3d-2d points
- To: mathgroup at smc.vnet.net
- Subject: [mg24463] 3d-2d points
- From: Jeff Moran <prism at ulster.net>
- Date: Tue, 18 Jul 2000 00:59:08 -0400 (EDT)
- Sender: owner-wri-mathgroup at wolfram.com
Here's the problem: On a 1:2 aspect ratio flat map of the Earth, using virtual colored gels over the geographic satellite imagery, we divided the globe into a dodecahedron12 identical pentagons with 3 converging at either pole and six around the equator. Using the 3D program Lightwave, we rendered an image of each pentagon face on. We know the coordinates, in latitude and longitude, of each point of each pentagon, so given the coordinates of a location somewhere on the globe (e.g. New York City @ 40N42 and 74W00)--we can determine the pentagon to which the location belongs. Our problem is plotting an accurate representation of the location on the rendered image.
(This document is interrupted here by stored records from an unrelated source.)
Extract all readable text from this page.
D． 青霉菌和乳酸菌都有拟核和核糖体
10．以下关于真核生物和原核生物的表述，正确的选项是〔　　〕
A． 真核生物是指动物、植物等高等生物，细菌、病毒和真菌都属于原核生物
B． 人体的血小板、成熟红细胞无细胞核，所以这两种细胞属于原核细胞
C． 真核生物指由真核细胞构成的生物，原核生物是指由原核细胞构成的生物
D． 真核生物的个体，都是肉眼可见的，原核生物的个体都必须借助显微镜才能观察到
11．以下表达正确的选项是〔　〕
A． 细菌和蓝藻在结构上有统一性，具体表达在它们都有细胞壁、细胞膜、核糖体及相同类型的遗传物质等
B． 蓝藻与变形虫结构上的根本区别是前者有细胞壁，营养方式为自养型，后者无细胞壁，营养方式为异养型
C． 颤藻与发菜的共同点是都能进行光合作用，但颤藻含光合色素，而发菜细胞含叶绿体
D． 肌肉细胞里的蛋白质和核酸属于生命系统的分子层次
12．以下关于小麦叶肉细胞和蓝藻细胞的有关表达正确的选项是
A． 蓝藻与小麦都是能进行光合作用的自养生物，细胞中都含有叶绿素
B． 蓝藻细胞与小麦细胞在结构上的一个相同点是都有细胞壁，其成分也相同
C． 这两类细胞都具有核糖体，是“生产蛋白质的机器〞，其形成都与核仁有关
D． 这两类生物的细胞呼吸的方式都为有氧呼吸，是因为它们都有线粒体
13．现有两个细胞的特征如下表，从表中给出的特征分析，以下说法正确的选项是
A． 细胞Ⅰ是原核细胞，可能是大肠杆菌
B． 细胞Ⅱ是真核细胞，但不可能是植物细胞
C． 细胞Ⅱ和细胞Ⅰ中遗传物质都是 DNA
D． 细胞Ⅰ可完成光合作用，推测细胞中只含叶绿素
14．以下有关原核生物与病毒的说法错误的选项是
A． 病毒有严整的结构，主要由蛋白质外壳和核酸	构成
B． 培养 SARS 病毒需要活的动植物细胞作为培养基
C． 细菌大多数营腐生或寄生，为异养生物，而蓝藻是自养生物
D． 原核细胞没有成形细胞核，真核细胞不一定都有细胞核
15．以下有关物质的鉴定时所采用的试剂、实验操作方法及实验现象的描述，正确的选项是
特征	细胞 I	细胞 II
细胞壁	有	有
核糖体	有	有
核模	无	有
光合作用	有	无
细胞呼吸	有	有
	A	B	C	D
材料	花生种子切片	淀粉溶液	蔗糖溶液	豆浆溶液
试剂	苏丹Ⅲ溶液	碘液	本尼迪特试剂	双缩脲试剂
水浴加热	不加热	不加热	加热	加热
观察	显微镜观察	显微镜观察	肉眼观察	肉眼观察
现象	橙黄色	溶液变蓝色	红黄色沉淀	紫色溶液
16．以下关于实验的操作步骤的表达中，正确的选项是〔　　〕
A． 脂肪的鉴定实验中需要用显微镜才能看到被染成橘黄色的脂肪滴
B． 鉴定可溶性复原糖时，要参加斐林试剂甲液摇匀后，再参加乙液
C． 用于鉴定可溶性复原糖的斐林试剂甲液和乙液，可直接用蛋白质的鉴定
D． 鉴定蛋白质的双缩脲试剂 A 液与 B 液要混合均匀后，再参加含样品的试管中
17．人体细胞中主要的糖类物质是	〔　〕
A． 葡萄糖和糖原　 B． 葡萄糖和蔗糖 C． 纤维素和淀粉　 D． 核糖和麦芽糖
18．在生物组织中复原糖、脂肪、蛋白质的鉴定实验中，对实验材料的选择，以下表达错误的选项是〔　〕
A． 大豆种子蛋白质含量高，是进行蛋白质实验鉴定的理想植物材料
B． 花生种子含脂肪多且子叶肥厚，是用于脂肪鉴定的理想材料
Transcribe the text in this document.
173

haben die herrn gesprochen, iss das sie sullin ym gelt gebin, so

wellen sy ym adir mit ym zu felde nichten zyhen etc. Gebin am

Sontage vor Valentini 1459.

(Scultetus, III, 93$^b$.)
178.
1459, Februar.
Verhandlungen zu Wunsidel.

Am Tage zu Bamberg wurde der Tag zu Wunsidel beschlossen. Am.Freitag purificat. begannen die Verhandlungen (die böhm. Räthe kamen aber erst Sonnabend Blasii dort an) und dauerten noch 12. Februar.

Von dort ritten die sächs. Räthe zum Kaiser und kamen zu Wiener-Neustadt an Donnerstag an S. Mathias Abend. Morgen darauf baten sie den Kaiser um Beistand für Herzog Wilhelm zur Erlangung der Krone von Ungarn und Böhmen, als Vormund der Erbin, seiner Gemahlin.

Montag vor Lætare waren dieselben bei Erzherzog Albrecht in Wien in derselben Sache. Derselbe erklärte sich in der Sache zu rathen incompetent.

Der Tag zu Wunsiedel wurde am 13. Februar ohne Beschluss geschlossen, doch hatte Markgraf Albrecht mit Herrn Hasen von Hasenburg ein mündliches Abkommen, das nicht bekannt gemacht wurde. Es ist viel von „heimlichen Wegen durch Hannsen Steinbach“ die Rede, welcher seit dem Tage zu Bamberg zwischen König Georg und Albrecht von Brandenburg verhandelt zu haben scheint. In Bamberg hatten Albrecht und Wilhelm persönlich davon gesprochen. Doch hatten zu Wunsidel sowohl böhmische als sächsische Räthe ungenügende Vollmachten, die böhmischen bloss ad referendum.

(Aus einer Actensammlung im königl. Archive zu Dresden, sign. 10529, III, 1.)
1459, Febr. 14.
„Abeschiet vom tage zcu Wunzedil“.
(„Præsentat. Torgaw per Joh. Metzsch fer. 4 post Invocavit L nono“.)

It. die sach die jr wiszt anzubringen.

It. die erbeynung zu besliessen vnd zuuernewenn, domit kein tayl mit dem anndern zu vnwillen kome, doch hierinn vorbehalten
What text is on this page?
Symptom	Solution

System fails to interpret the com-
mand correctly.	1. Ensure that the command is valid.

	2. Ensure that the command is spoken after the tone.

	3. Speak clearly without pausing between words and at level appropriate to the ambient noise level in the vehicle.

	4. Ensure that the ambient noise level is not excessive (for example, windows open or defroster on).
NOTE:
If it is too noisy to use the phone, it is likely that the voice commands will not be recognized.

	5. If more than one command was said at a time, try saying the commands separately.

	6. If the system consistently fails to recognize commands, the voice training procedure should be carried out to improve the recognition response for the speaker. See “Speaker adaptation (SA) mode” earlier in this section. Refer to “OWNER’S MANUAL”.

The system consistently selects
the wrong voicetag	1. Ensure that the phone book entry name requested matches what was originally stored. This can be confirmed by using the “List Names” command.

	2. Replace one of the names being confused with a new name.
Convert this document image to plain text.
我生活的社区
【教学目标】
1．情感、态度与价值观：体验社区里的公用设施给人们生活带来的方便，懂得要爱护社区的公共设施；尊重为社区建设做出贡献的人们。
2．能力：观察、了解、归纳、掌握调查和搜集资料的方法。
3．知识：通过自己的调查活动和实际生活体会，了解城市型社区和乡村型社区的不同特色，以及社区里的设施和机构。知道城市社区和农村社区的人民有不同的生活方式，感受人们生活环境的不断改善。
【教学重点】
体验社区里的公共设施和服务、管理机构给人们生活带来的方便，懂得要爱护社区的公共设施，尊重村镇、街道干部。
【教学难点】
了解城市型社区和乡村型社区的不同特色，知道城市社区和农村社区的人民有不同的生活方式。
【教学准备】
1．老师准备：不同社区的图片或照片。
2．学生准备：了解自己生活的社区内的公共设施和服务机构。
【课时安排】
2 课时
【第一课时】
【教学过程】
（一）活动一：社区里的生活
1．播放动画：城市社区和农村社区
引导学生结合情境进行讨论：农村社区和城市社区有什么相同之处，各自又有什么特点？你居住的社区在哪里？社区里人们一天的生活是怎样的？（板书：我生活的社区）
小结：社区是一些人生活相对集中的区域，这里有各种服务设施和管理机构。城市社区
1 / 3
Our programmer (Aaron) was given very helpful math on how to convert 3D coordinates to 2D which he translated (roughly) into this code: ------------------------------------------------- loc = location coord center = pentagon center coord sloc = loc - center --subtract center from loc coord to make it relative to the center of the pentagon theta = (PI * sloc.horz) / 180 convert coord to radians.. phi = (PI * sloc.vert) / 180 r = 3.5530 -- radius of the sphere in Lightwave x = r * sin(theta) * cos(phi) y = r * sin(phi) z = r * cos(theta) * cos(phi) f + .4696 -- focal length in Lightwave d = 6.3682 -- the distance between the center of the sphere and the viewer in Lightwave sx = (f * x) / (d - z) -- 2D coords of the loc.. sy = (f * y) / (d - z) ---------------------------------- The problem we are encountering now is that this doesn't account for the way latitude curves around the globe. This is especially apparent around the poles (in the uppermost three and lowermost three pentagons) where the curve is most pronounced. The formula treats all locations as if the pentagon were centered (none are) on the equator and prime meridian.